Каким же образом, спросите вы, определить такие продукты и регулировать спрос на них? Это не трудно, если принять за руководство три общие и простые правила.

I. Никогда не поощряйте производства какого бы то ни было не безусловно необходимого предмета, в котором не принимает участия личная изобретательность.

II. Никогда не требуйте тщательной отделки ради ее самой, а только ради какой-нибудь практической или высокой цели.

III. Никогда не поощряйте подражания или какого бы то ни было копирования, разве только с целью сохранить воспоминание о великом произведении.

РАЗДЕЛ. – Общественному бедствию можно помочь только одним путем, путем всеобщего образования, направленного к развитию мышления, милосердия и справедливости. Можно, конечно, изобрести многие законы для постепенного улучшения и укрепления национального характера, но по большей части законы эти таковы, что национальный характер не вынесет их, если не будет в сильной степени улучшен предварительно. Законы могут быть полезны юной нации, как ортопедический корсет полезен слабому ребенку, но не выпрямить ему сгорбленной спины старой нации.

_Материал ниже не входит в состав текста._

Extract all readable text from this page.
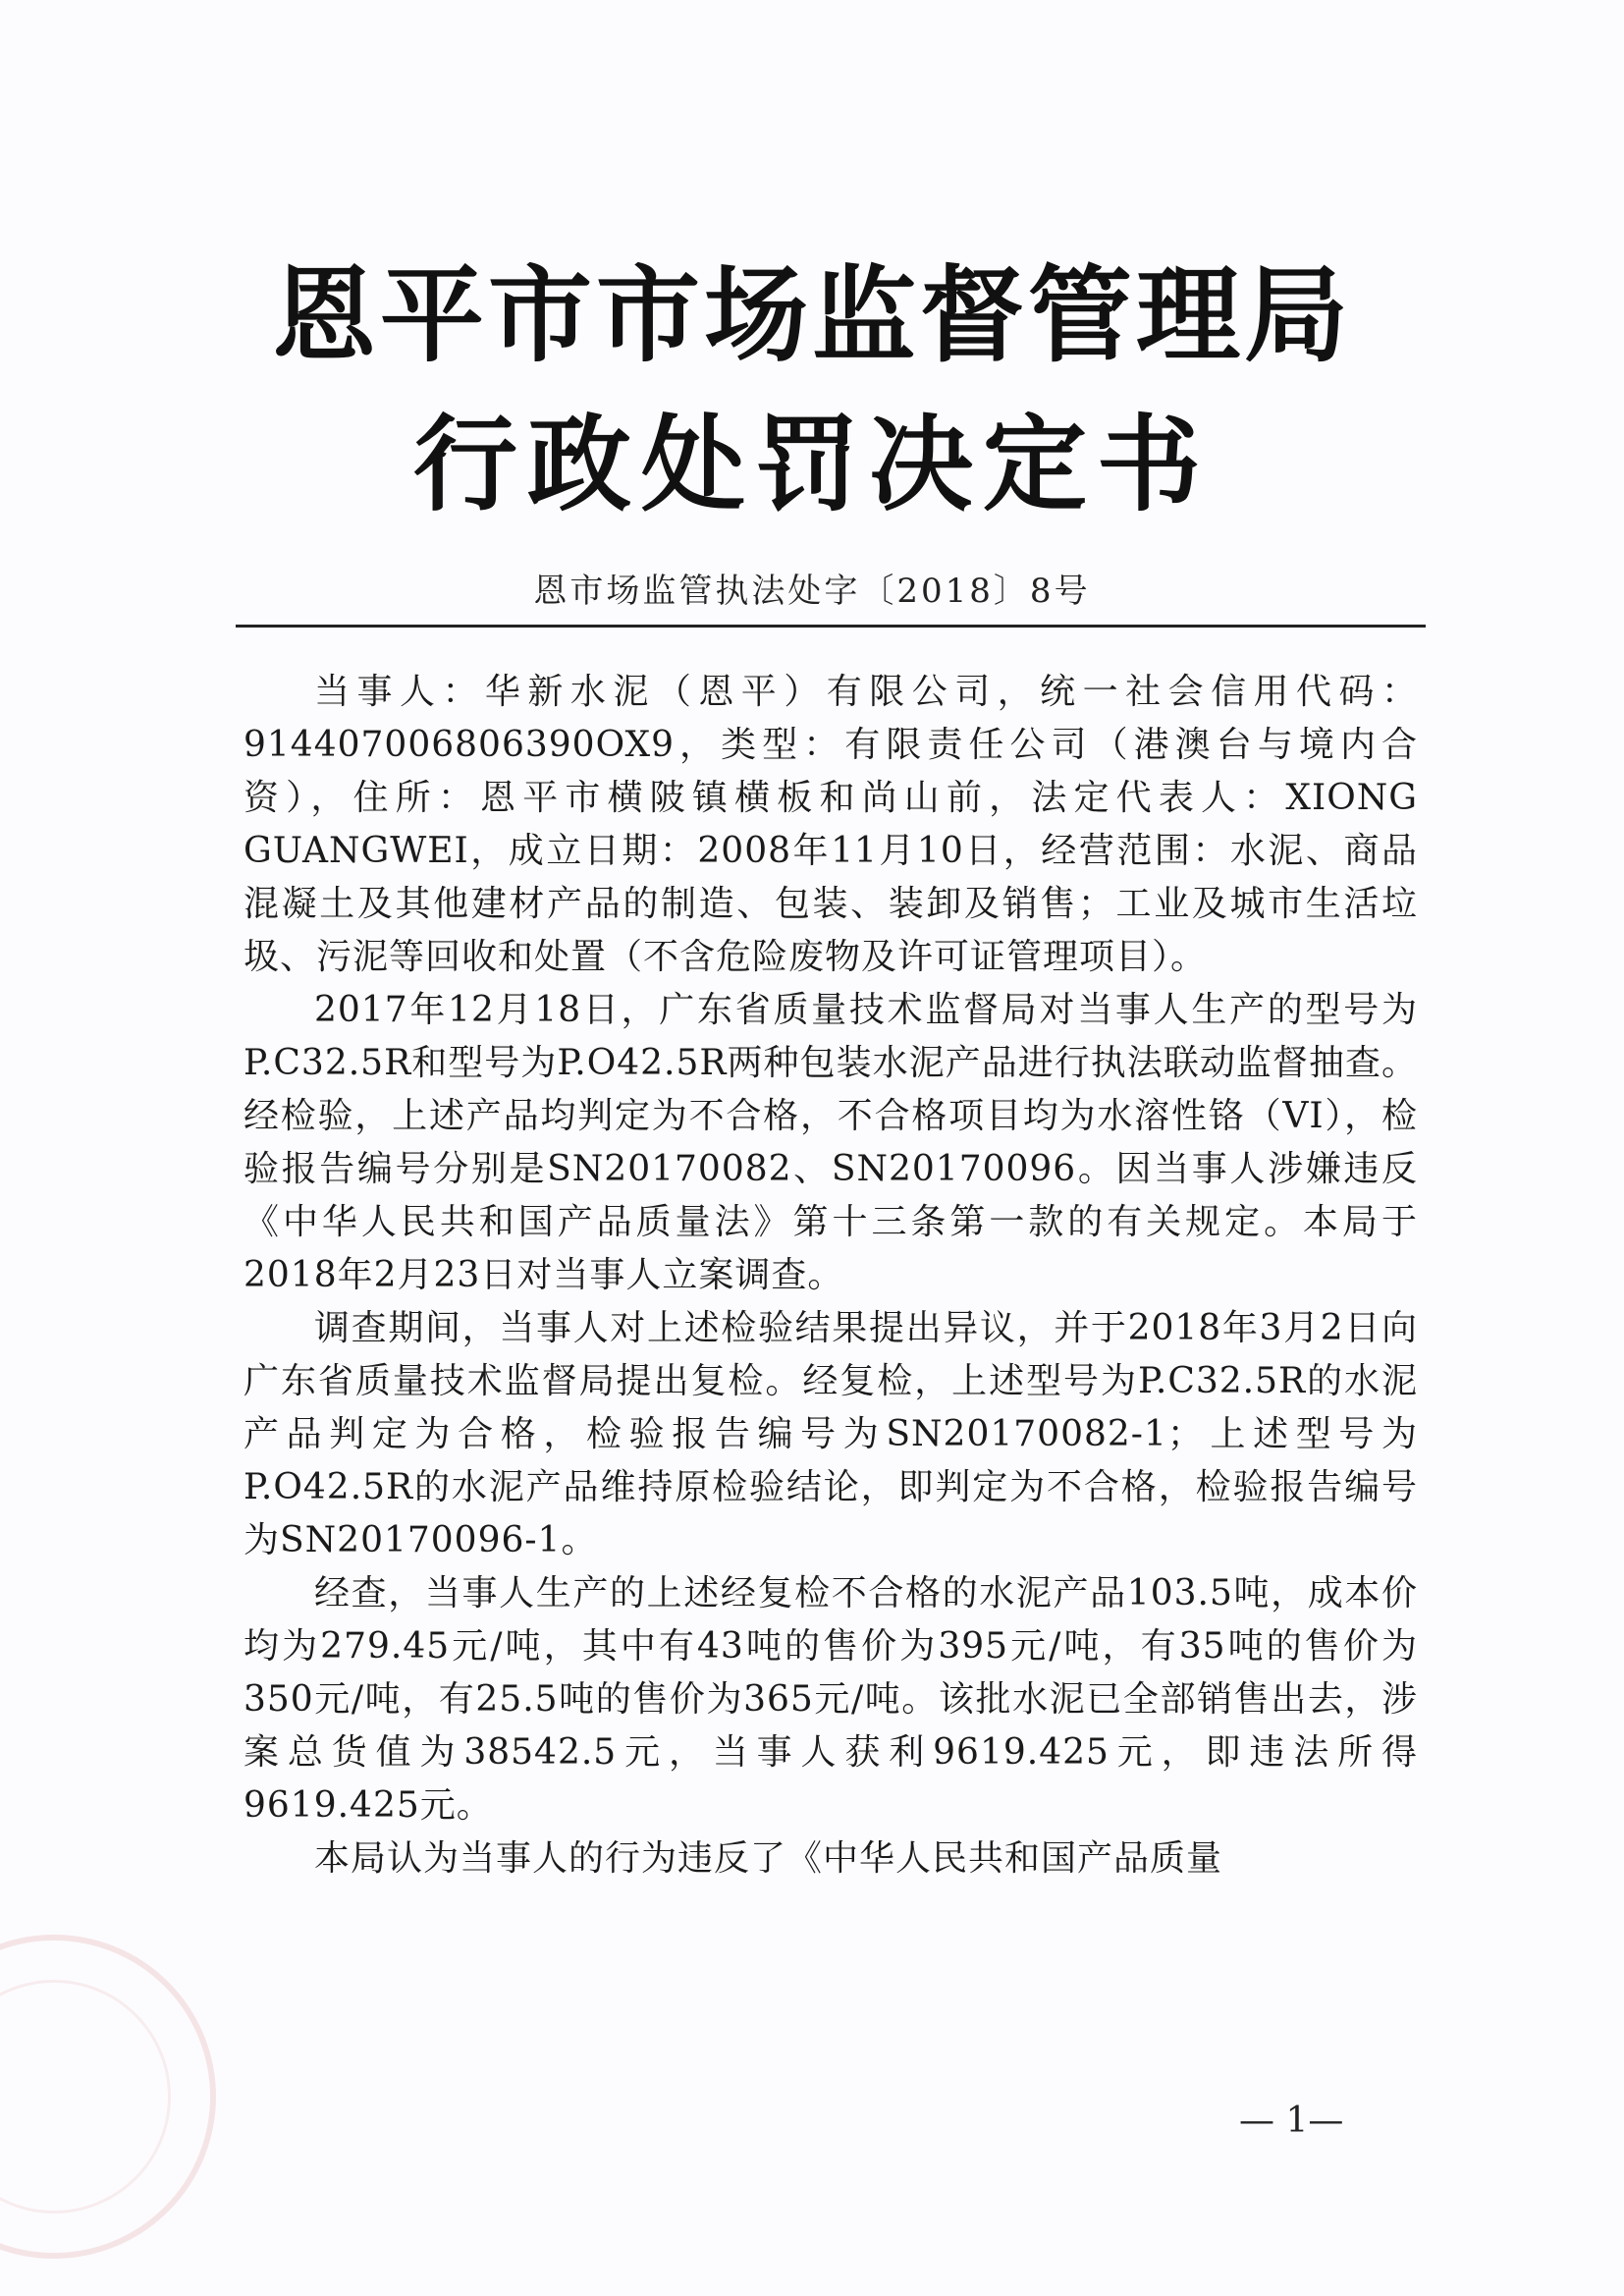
恩平市市场监督管理局
行政处罚决定书
恩市场监管执法处字〔2018〕8号

当事人：华新水泥（恩平）有限公司，统一社会信用代码：914407006806390OX9，类型：有限责任公司（港澳台与境内合资），住所：恩平市横陂镇横板和尚山前，法定代表人：XIONG GUANGWEI，成立日期：2008年11月10日，经营范围：水泥、商品混凝土及其他建材产品的制造、包装、装卸及销售；工业及城市生活垃圾、污泥等回收和处置（不含危险废物及许可证管理项目）。

2017年12月18日，广东省质量技术监督局对当事人生产的型号为P.C32.5R和型号为P.O42.5R两种包装水泥产品进行执法联动监督抽查。经检验，上述产品均判定为不合格，不合格项目均为水溶性铬（VI），检验报告编号分别是SN20170082、SN20170096。因当事人涉嫌违反《中华人民共和国产品质量法》第十三条第一款的有关规定。本局于2018年2月23日对当事人立案调查。

调查期间，当事人对上述检验结果提出异议，并于2018年3月2日向广东省质量技术监督局提出复检。经复检，上述型号为P.C32.5R的水泥产品判定为合格，检验报告编号为SN20170082-1；上述型号为P.O42.5R的水泥产品维持原检验结论，即判定为不合格，检验报告编号为SN20170096-1。

经查，当事人生产的上述经复检不合格的水泥产品103.5吨，成本价均为279.45元/吨，其中有43吨的售价为395元/吨，有35吨的售价为350元/吨，有25.5吨的售价为365元/吨。该批水泥已全部销售出去，涉案总货值为38542.5元，当事人获利9619.425元，即违法所得9619.425元。

本局认为当事人的行为违反了《中华人民共和国产品质量

— 1—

Не говоря уже о том, что, как бы он ни был затруднителен, земельный вопрос имеет значение только второстепенное; разделите землю как угодно – главный вопрос останется неразрешенным. Кто будет копать ее? Кто и за какую плату будет исполнять за остальных тяжелую и грязную работу? Кто и за какую плату возьмет на себя работу приятную и чистую? К этим вопросам примешиваются любопытные религиозные и нравственные соображения.